Que serait ce cinquième stade de la valeur que, paix à lui, Baudrillard, n'aura pas eu à introduire? Le stade tautologique de la valeur. La valeur n'est plus que de la valeur et réciproquement. C'est parce qu'elle est de la valeur qu'elle est de la valeur. Auto-légitimée par sa production même, son flux, sa publicisation. Ainsi de la valeur "travail" vantée tant par Royal que par Sarkozy. Le stade tautologique de la valeur répond à une société de connexion (non plus la mass communication de Mac Luhan avec son village global mais, celle du peer to peer, du one to one, ce mode cool, encore, de l'interaction, mais pour combien de temps ?) où, par définition, plus rien n'agit mais où tout inter-agit. L'interaction devant ici s'entendre comme la perte définitive de tout fondement, de toute gravité mais, aussi, (et c'est cela qui est nouveau) de toute séduction intersticielle, de toute illusion de rapprochement, conflictuel ou harmonieux, des termes entre eux. Fin des polarités dans l'assomption morale de vérités sans contradictions.

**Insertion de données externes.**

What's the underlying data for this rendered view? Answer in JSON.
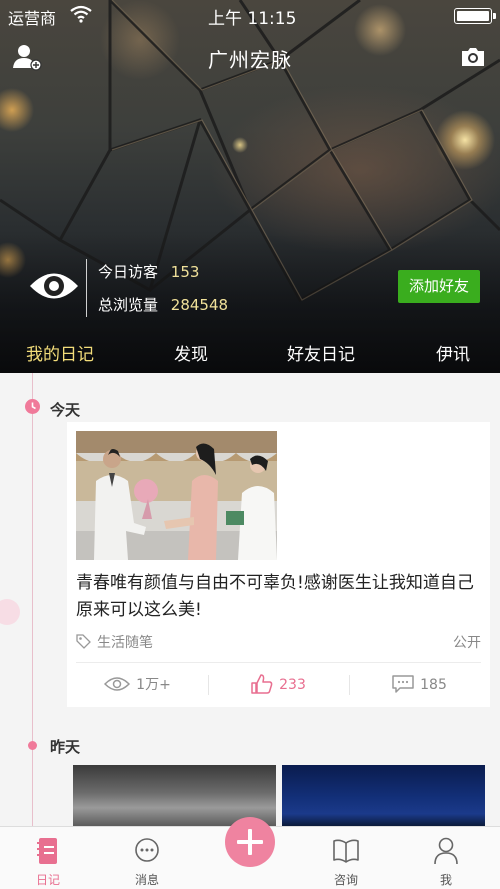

A ce cinquième stade hypothétique de la valeur (qui inclut naturellement les précedents), à cette société de connexion, il est encore bien trop tôt pour savoir que répondre, s'il est même possible d'y répondre quoi que ce soit. Le pari de la dissidence est plus intime que stratégique, on en conviendra. Acte d'hygiène solitaire, même si je n'oublie pas les anciennes communautés de complicité ni, encore moins d'ailleurs, celles qui sont à venir dans ce monde vécu comme un extérieur indifférent (Sloterdijk). Reste que ce quelque chose qui agit symboliquement en creux des contradictions perdues, ce potens de réversibilité, n'a pas encore trouvé sa forme ni son nom. Baudrillard sera mort avec son secret et il nous appartiendra peut-être de ruminer activement le paradoxe d'être tout entier plongé dans le système, sans marges désormais, et de rechercher les voies d'une désertion, d'une active dissidence.

On comprendra ainsi aisément que ce blog s'arrêtât là.

(1) dont l'insigne mérite aura tout de même d'avoir réussi, dans une sorte de fusion culturelle très gramsciste (ô le pauvre destin du marxisme d'avoir tant alimenté les suppôts de Kapital), la synthèse du bonapartisme second-empire (réhabilité anciennement par Séguin, lui-même ex-mentor de Guaino et de Fillon, CQFD) et du néo-conservatisme américain. Belle leçon de choses. Mais Sarkozy, ce Bush/Badinguet connaîtra lui aussi son Sedan ou son Bagdad, au choix.